CAIRO: The trial of Egypt's ousted president and 14 others also accused of inciting the killing of protesters resumed on Saturday, Egypt's official news agency reported.
The agency's report gave no details on the proceedings, held amid tight security in a makeshift courtroom in the national police academy in an eastern Cairo suburb.
The trial is one of four the Islamist Mohammed Morsi and top leaders of his Muslim Brotherhood face. The charges levelled against them mostly carry the death penalty.
Morsi was ousted by a popularly backed military coup on July 3. He is now held at a high security prison near the Mediterranean city of Alexandria.
The charges against the defendants stem from violence outside the presidential palace in December 2012 when Morsi's supporters attacked protesters staging a sit-in. The clashes killed at least 10 people. The defendants are charged with inciting the killing of three of those protesters.
Morsi's other trials are on charges of breaking from prison during the 18-day uprising against Hosni Mubarak's rule in 2011, conspiracy with foreign militant groups and insulting the judiciary.

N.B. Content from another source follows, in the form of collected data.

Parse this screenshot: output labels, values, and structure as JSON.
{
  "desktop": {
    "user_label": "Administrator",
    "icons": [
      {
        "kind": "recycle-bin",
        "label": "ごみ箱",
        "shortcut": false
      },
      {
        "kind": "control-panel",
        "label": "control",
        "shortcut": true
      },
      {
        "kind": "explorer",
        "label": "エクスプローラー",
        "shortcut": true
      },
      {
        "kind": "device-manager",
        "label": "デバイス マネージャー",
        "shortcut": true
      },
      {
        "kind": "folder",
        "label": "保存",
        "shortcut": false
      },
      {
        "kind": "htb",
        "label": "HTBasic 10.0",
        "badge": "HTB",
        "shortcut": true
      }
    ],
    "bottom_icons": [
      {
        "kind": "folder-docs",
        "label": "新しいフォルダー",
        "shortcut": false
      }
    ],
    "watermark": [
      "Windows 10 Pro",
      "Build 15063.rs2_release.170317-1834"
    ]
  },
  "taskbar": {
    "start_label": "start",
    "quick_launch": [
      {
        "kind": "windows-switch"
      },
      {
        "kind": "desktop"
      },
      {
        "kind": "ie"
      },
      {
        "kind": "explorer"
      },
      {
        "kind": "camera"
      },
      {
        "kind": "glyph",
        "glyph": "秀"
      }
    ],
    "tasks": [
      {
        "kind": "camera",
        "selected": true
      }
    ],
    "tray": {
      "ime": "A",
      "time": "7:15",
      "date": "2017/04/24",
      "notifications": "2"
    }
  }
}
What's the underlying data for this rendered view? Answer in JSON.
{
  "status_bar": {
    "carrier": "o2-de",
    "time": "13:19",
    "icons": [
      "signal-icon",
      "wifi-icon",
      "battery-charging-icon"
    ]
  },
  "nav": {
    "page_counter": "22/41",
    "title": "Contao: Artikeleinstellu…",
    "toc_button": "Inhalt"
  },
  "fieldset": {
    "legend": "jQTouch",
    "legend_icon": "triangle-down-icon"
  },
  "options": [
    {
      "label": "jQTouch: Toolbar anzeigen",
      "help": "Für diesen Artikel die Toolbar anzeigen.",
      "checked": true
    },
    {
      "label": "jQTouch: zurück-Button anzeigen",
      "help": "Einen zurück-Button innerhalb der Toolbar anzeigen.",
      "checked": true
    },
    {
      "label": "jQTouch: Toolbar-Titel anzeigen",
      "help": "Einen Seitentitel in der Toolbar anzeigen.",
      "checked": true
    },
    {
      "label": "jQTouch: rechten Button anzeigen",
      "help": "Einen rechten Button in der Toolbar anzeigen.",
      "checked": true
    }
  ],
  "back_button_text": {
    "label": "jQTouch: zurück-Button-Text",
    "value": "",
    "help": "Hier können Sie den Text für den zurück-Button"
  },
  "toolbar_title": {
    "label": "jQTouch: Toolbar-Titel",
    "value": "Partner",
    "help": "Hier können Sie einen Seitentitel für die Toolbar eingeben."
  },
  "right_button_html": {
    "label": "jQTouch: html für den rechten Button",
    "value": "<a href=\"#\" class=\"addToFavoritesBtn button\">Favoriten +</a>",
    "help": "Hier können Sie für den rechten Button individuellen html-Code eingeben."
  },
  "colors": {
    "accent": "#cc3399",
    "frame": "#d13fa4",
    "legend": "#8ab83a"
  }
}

Anti-Morsi protesters outside the police academy briefly surrounded the car of one of Morsi's top defense lawyers, Islamist Mohammed Salim el-Awah, as it approached the police academy's gate. Some pounded on the car while others yelled insults.
El-Awah, a former presidential candidate, was unhurt. He later stepped out of the car to complain to a senior police officer, arguing that the protesters should not have been allowed so close to the gate.
"This will have consequences," he warned the officer before he returned to the car.
Egypt has been rocked by a wave of deadly violence since Morsi's ouster, with the army and security forces facing a full blown insurgency in the Sinai peninsula. The violence has spread to mainland Egypt, with attacks on high profile targets in Cairo growing more frequent.
There also have been near daily protests by Morsi's supporters, whose use of firearms against security forces is becoming more frequent.
The military-backed government has meanwhile been cracking down on the Brotherhood and its allies, killing hundreds and jailing thousands since July.
In the latest violence, the Health Ministry on Saturday said one person was killed in Cairo and 35 were wounded in clashes on the previous day between police and Morsi's supporters in Cairo and several other cities.
Also Saturday, a new Egyptian militant jihadi group issued its first statement, claiming responsibility for planting explosives and attacking security men and police stations.
In a statement posted on a militant website late Friday, Ajnad Misr, or Egypt's Soldiers, said it will fight the "regime's criminal organs," which it said were being used to humiliate the people and prevent them from performing religious duties.
It said it planted and detonated two explosive devices on a main highway on Cairo's outskirts Friday. Interior Ministry spokesman Hani Abdel-Latif said the explosion hit a vehicle carrying riot police and wounded an officer.
Earlier this week, militant group Ansar Beit al-Maqdis confirmed that Ajnad Misr was responsible for the Jan. 24 bomb attack that targeted Cairo's Talbiya police station, which police said caused no casualties.